The way he presents his fictional father, it seems clear that Wolfe inherited much from the man he calls W.O. Gant; his bigness of language, his stature, his occasional broodiness. His self-centredness too, because knowing Thomas Wolfe only through what he wrote, and I am just beginning to refresh my acquaintance, I see few examples of modesty. He begins with the wonder of origins, how chance determined that his English Grandfather ended up reciting Hamlet to Dutch farmers in Pennsylvania, married, begot five children, but bequeathed only to his son W.O. a yen for travel and a tendency to hold forth in a booming voice. Obviously those gifts filtered down to Eugene/Thomas, who held forth to the extent that he published four gargantuan books during his lifetime and left many more that were published after his death at 38.

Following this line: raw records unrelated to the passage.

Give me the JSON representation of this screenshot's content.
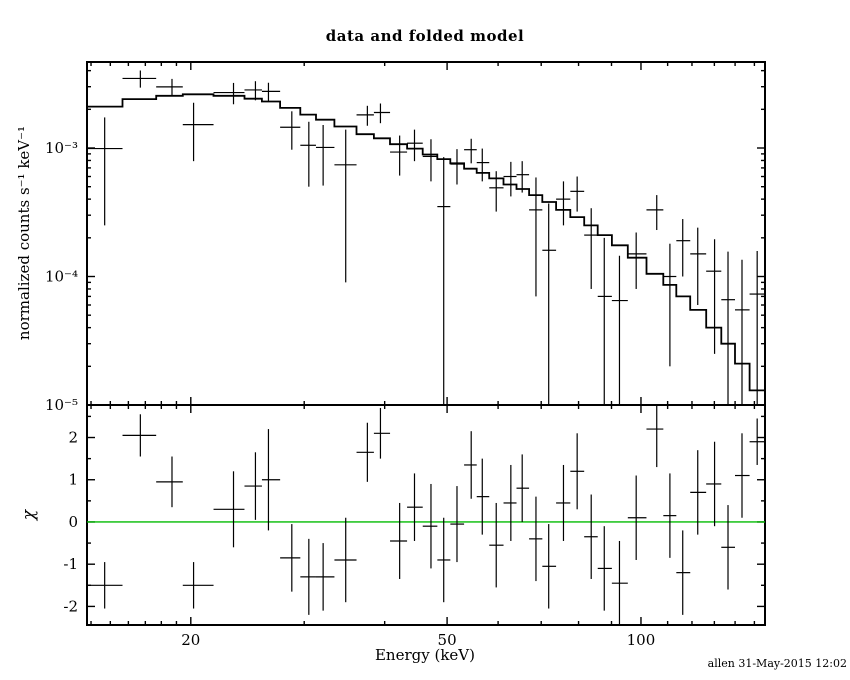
{
  "chart_data": [
    {
      "type": "scatter",
      "title": "data and folded model",
      "xlabel": "Energy (keV)",
      "ylabel": "normalized counts s⁻¹ keV⁻¹",
      "xscale": "log",
      "yscale": "log",
      "xlim": [
        13.8,
        155.8
      ],
      "ylim": [
        1e-05,
        0.00467
      ],
      "x_major_ticks": [
        20,
        50,
        100
      ],
      "x_major_labels": [
        "20",
        "50",
        "100"
      ],
      "x_minor_ticks": [
        14,
        15,
        16,
        17,
        18,
        19,
        30,
        40,
        60,
        70,
        80,
        90,
        110,
        120,
        130,
        140,
        150
      ],
      "y_major_ticks": [
        0.001,
        0.0001,
        1e-05
      ],
      "y_major_labels": [
        "10⁻³",
        "10⁻⁴",
        "10⁻⁵"
      ],
      "x": [
        14.7,
        16.7,
        18.7,
        20.2,
        23.3,
        25.2,
        26.4,
        28.7,
        30.5,
        32.1,
        34.8,
        37.6,
        39.4,
        42.2,
        44.5,
        47.2,
        49.4,
        51.8,
        54.5,
        56.7,
        59.6,
        62.8,
        65.4,
        68.7,
        71.9,
        75.8,
        79.6,
        83.7,
        87.7,
        92.6,
        98.3,
        105.8,
        110.9,
        116.1,
        122.5,
        130.1,
        136.5,
        143.5,
        151.5
      ],
      "y": [
        0.00099,
        0.00348,
        0.00299,
        0.00152,
        0.0027,
        0.00283,
        0.00276,
        0.00145,
        0.00105,
        0.00101,
        0.00074,
        0.00181,
        0.00189,
        0.00093,
        0.00109,
        0.00086,
        0.00035,
        0.00075,
        0.00097,
        0.00077,
        0.00049,
        0.0006,
        0.00062,
        0.00033,
        0.00016,
        0.0004,
        0.00046,
        0.00021,
        7e-05,
        6.5e-05,
        0.00015,
        0.00033,
        0.0001,
        0.00019,
        0.00015,
        0.00011,
        6.6e-05,
        5.5e-05,
        7.3e-05
      ],
      "yerr": [
        0.00074,
        0.00053,
        0.00046,
        0.00073,
        0.00051,
        0.00048,
        0.00046,
        0.00048,
        0.00055,
        0.0005,
        0.00065,
        0.00032,
        0.00033,
        0.00032,
        0.0003,
        0.00031,
        0.0005,
        0.00023,
        0.00021,
        0.00022,
        0.00017,
        0.00018,
        0.00017,
        0.00026,
        0.00021,
        0.00015,
        0.00014,
        0.00013,
        0.00013,
        8e-05,
        7e-05,
        0.0001,
        8e-05,
        9e-05,
        9e-05,
        8.5e-05,
        9e-05,
        8e-05,
        8.5e-05
      ],
      "model": [
        0.0021,
        0.0024,
        0.00255,
        0.00262,
        0.00255,
        0.00242,
        0.0023,
        0.00205,
        0.00182,
        0.00166,
        0.00147,
        0.00128,
        0.00119,
        0.00107,
        0.00099,
        0.00089,
        0.00082,
        0.00076,
        0.00069,
        0.00064,
        0.00058,
        0.00052,
        0.00048,
        0.00043,
        0.00038,
        0.00033,
        0.00029,
        0.00025,
        0.00021,
        0.000175,
        0.00014,
        0.000105,
        8.6e-05,
        7e-05,
        5.5e-05,
        4e-05,
        3e-05,
        2.1e-05,
        1.3e-05
      ]
    },
    {
      "type": "scatter",
      "ylabel": "χ",
      "yscale": "linear",
      "ylim": [
        -2.44,
        2.77
      ],
      "y_major_ticks": [
        2,
        1,
        0,
        -1,
        -2
      ],
      "y_major_labels": [
        "2",
        "1",
        "0",
        "-1",
        "-2"
      ],
      "y": [
        -1.5,
        2.05,
        0.95,
        -1.5,
        0.3,
        0.85,
        1.0,
        -0.85,
        -1.3,
        -1.3,
        -0.9,
        1.65,
        2.1,
        -0.45,
        0.35,
        -0.1,
        -0.9,
        -0.05,
        1.35,
        0.6,
        -0.55,
        0.45,
        0.8,
        -0.4,
        -1.05,
        0.45,
        1.2,
        -0.35,
        -1.1,
        -1.45,
        0.1,
        2.2,
        0.15,
        -1.2,
        0.7,
        0.9,
        -0.6,
        1.1,
        1.9
      ],
      "yerr": [
        0.55,
        0.5,
        0.6,
        0.55,
        0.9,
        0.8,
        1.2,
        0.8,
        0.9,
        0.8,
        1.0,
        0.7,
        0.6,
        0.9,
        0.8,
        1.0,
        1.0,
        0.9,
        0.8,
        0.9,
        1.0,
        0.9,
        0.8,
        1.0,
        1.0,
        0.9,
        0.9,
        1.0,
        1.0,
        1.0,
        1.0,
        0.9,
        1.0,
        1.0,
        1.0,
        1.0,
        1.0,
        1.0,
        0.55
      ],
      "zero_line": 0,
      "zero_line_color": "#00bb00"
    }
  ],
  "timestamp": "allen 31-May-2015 12:02",
  "colors": {
    "foreground": "#000000",
    "background": "#ffffff",
    "zero_line": "#00bb00"
  }
}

As a young reader I loved it that Wolfe placed his characters more or less in the cosmos, beginning with "a stone, a leaf, an unfound door". He seems to have felt acutely wrenched from whence we all spring. Forever alone, but in a romantic way that appealed to me, and perhaps him. At one point he writes about the "full delight of loneliness."  I remember kneeling by a window in our upstairs hall, my chin on the windowsill, looking out to the throbbing summer night, throbbing myself with an aimless passion that my age and his words had kindled.

Though his sometimes florid writing style is not to my taste any more, he continues to stretch me, making me want to observe every detail, be aware of the nuances of every thought, think of every character in terms of absolute specifics. come up with lines like this one, about his father... "a fanatical zealot in the religion of chance..." And this about his stand-in Eugene, reacting to an experience at the World's Fair in St. Louis:

..."His mind, just emerging from the unreal wilderness of childish fancy, gave way completely in this Fair, and he was paralyzed by the conviction, which often returned to him in later years, that his life was a fabulous nightmare and that, by cunning and conspirate artifice, he had surrendered all his hope, belief and confidence to the lewd torture of demons masked in human flesh, Half-sensible, and purple with gasping terror, he came out finally into the warm and practical sunlight."

Shinny's Girls (the novella), re-revisited

I missed many things on the first edit (including whole pages) of the scanned in novella. Now, on my desktop computer I am seeing errors more easily and feeling that I might not write that book today, not in the same way. Yet, I am attached to the character. To be true to my original idea of re-publishing originals, I have to look at it as a historical novel to some extent. Writing style, content. The history of me as a writer and the history of my characters in the late 80's. Cannot resist making improvements, however. As my friend and e-mentor Steve has reminded me, an ebook remains a live document. The writer can make changes any time. Whew! The eternal writing process?

Presto rests

Another plateau. What fascinates me about the process of writing a novel - one of the things - is how an idea seems to come when I acknowledge the need for one, as if it has been waiting for an invitation. I felt something was missing, that the first person voice focussed the story but perhaps in too narrow a fashion. Now I have an idea that not only widens the focus but also helps me firm allusions to Dos Passos. By letting the new melange rest for about a month, until I am back in B.C. and working on my usual computer and have access to research materials I collected, I should be prepared to complete a final, so-called, draft, because the process of revision never ends, only stops from time to time.